Currently LB has 1.2 million members, 1,580 employees, a field force of 1,513, 1055 branches, and $25.1 billion under management. AAL has 1.8 million members, 2,113 employees, a field force of 1,881, 10,451 branches, and $31.0 billion assets under management.
A fact sheet prepared by the two companies explained that a merger made sense for both firms because “dramatic changes in the Lutheran Church and the financial services industries are impacting the way we work with our members.” It said the merged organization would have “a distinct and expanded capability to serve even more people and meet more member needs.”
The board of directors of both companies have already approved the plan. While not true for AAL, within the LB structure there is a 270-member voting assembly whose elected delegates would be required to approve such a step. The assembly normally meets only once every four years, but will be called into special session this fall to vote on the proposal.
Plans are to keep both central office buildings, using the Minneapolis facility for a corporate headquarters and the Appleton site as an operations center. Nicholson would be-come CEO of the combined firm, while Gilbert would serve as Chairman of the Board of Directors.
The new company would come into being by year’s end. A new name would be selected.
Both groups are nearly a century old. Aid Association for Lutherans was created by members of the Synodical Confer-ence, a now-defunct alliance that once served the interests of the Lutheran Church—Missouri Synod and the Wisconsin Evangelical Lutheran Synod.
Lutheran Brotherhood was created by members of the Norwegian Lutheran Church in America (later called the Evangelical Lutheran Church), shortly after that body was created in Minneapolis in 1917.
Historically, AAL has enjoyed the patronage of LCMS church members, while LB has built a support base among Lutherans in church bodies which became the Evangelical Lutheran Church in America (ELCA) in 1988.

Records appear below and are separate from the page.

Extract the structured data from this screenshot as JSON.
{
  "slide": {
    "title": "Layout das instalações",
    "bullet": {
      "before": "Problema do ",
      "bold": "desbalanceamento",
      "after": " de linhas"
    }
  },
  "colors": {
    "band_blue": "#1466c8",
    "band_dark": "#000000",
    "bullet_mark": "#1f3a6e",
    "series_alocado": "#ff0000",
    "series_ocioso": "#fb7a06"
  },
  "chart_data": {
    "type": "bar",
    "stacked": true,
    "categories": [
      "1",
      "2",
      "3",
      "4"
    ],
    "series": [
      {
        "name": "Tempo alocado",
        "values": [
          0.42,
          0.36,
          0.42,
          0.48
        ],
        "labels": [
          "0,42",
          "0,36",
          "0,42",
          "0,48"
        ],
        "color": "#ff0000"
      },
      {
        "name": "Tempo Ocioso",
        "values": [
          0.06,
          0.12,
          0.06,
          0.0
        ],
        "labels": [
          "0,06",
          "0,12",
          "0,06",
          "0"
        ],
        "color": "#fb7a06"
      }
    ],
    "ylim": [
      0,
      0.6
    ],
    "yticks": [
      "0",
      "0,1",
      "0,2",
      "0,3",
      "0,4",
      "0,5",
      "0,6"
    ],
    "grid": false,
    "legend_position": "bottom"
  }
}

In recent years those loyalties have begun to blur, as agents of both AAL and LB have increasingly crossed into what was traditionally the territory of the other group. In the past decade both AAL and LB have begun to make sizeable fraternal grants to Lutheran denominations jointly rather than separately.
Both AAL and LB are Fortune 500 companies. AAL ranks 477, while LB is listed 497. The merger would put a combined Lutheran fraternal organization somewhere in the middle of the list.
In addition to LB’s voting assembly, several federal regulatory agencies will also need to approve the proposed merger before it can be finalized.